Abbiamo visto che si viene uccisi a causa di vignette satiriche (pesanti e brutte, a onor del vero); ma dovremmo ricordarci che c’è chi è morto martire senza perdere il senso dell’ironia. Una preghiera di san Tommaso Moro comincia così: «Signore, dammi una buona digestione e anche qualcosa da digerire. Donami la salute del corpo col buonumore necessario a mantenerla». L’ironia non è la satira; l’ironia è una lode infinita di ciò che c’è, la satira è una sferzata necessaria contro il fastidio infinito dei potenti. Strumenti diversi, che danno frutti diversi. Per curare un prato bisogna seminare, ma anche usare il diserbante. L’ironia semina, la satira diserba. Ecco perché preferisco l’ironia; è proprio come il seme nel campo: sprofonda per poi germogliare. È umile e dà frutto.

Quante volte applaudiamo di cuore il comico che fa battute sui battibecchi tra moglie e marito, raccontando storielle su lei che si lamenta «Ma tu non mi capisci!» e lui che annuisce in silenzio, e intanto pensa a quali attaccanti schiererà il ct della nazionale. L’ironia è innanzitutto riflessiva: capovolge e mette in discussione se stessi. Sono convinta che siano i carabinieri quelli che si gustano davvero le barzellette sui carabinieri. L’umorismo, diceva Pirandello, è il sentimento del contrario. Oggi, se uno vuole sapere il contrario dei fatti reali, legge i quotidiani blasonati. Ma non c’è niente da ridere su questo, ahimè. Il sentimento del contrario è un’altra cosa, e Pirandello lo racconta così: «È la contraddizione fondamentale, il disaccordo che il sentimento e la meditazione scoprono fra la vita reale e l’ideale umano».

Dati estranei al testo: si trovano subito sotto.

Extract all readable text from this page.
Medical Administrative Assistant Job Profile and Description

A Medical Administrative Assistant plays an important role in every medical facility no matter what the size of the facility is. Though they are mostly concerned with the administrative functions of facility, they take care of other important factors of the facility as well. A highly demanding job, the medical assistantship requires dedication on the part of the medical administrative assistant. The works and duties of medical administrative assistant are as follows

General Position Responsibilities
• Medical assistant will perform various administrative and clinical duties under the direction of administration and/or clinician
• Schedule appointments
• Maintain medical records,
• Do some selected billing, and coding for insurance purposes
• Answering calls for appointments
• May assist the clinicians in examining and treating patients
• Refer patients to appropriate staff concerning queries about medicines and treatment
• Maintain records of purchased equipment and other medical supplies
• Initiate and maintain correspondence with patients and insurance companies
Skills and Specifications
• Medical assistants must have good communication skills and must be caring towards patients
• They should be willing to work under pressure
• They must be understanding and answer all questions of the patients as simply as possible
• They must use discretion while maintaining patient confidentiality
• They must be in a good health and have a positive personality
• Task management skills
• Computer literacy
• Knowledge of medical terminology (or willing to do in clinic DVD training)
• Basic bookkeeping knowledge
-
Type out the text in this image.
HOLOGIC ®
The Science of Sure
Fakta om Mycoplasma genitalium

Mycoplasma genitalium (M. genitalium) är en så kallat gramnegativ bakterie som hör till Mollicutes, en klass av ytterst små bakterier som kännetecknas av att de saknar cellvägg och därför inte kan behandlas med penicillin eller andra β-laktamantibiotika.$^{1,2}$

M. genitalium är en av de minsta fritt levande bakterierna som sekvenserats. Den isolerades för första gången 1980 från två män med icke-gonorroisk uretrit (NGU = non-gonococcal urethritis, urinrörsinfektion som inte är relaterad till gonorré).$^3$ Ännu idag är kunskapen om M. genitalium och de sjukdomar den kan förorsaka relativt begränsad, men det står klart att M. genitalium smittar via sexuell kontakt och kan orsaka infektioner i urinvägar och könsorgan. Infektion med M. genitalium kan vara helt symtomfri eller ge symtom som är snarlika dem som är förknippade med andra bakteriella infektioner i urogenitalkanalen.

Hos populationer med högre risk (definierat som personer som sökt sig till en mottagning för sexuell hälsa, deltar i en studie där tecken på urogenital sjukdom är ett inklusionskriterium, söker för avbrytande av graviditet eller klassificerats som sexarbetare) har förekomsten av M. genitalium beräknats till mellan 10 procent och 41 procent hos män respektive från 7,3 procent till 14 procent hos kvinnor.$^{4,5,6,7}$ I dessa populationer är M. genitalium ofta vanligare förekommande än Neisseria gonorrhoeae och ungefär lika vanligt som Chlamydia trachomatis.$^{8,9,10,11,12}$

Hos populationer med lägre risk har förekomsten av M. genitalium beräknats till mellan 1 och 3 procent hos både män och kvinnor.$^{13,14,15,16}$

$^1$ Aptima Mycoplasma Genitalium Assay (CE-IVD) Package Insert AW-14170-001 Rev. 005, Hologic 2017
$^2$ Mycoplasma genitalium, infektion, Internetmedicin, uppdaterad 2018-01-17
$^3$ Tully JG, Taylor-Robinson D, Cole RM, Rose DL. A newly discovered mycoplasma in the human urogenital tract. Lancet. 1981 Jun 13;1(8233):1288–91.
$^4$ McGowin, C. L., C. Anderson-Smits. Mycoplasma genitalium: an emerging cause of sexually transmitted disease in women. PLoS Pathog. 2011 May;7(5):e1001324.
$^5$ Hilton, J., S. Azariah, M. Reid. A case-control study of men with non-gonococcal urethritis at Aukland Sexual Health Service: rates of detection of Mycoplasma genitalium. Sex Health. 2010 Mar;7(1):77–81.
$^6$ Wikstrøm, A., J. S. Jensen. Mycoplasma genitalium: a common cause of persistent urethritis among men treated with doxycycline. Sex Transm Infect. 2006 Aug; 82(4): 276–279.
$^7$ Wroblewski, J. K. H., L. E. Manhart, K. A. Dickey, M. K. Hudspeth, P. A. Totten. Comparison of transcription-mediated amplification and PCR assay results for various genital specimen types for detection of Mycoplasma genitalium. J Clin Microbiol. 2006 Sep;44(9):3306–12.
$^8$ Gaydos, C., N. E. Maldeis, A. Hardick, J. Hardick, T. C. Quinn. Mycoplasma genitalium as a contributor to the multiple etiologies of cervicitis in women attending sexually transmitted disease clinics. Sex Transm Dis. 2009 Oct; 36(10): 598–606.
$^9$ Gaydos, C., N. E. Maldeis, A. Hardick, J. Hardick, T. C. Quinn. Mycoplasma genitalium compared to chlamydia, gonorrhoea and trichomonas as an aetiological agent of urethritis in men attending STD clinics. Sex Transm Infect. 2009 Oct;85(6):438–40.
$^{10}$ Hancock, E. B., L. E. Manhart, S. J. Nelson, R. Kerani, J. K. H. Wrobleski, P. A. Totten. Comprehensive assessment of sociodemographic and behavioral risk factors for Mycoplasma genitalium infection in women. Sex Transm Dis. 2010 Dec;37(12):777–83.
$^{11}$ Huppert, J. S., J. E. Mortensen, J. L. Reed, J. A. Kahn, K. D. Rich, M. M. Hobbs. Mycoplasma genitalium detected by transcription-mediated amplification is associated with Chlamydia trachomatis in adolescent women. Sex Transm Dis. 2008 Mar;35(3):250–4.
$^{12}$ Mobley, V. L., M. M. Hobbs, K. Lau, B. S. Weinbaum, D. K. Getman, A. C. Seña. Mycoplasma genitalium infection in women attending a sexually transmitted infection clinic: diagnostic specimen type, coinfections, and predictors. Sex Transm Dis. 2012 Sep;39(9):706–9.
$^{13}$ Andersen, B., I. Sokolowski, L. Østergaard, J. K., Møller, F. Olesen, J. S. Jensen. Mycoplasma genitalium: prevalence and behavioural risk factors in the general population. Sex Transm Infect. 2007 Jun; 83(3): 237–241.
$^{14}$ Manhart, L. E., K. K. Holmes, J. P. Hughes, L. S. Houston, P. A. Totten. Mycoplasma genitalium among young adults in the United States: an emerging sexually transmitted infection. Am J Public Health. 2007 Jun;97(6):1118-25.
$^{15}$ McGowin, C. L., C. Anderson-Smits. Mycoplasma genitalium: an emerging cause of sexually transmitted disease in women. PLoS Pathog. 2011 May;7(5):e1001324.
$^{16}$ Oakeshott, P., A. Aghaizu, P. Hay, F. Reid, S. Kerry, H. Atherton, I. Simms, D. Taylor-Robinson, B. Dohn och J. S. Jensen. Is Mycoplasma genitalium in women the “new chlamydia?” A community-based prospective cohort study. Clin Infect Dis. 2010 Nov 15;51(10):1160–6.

C’è una discordanza profonda in ogni nostro gesto, tra l’ambizione e la realizzazione, tra la buona volontà e il cattivo umore. L’uomo orgoglioso traduce tutto ciò in astio e ciglia aggrottate; e il più delle volte resta a braccia conserte. L’uomo umile lo traduce in una risata; e il più delle volte si rimbocca le maniche. L’ironia scalza l’egocentrismo e dà una spinta buona. Tommaso Moro proseguiva la sua preghiera dicendo: «Donami un’anima che non conosca la noia, i brontolii, i sospiri e i lamenti; e non permettere che io mi affligga eccessivamente per quella cosa troppo invadente che si chiama “io”. Signore, dammi il senso del ridicolo e concedimi la grazia di comprendere gli scherzi, affinché conosca nella vita un po’ di gioia e possa farne partecipi anche gli altri».

La preghiera laica di oggi è diventata «io sono Charlie», tante matite alzate, che sembrano altrettante mani alzate in gesto di resa. Se proprio devo mettermi in processione, preferisco seguire i santi indaffarati come don Bosco che diceva: «Noi facciamo consistere la santità nello stare molto allegri» perché «ricordatevi che il diavolo ha paura della gente allegra». Il diavolo gode nello scontrarsi col guerriero che sta altero sul piedistallo, ma teme il pagliaccio che lo sfida con una spada-palloncino. La menzogna, infatti, si sgretola in un battibaleno, se messa a testa in giù dalle acrobazie umili di un clown.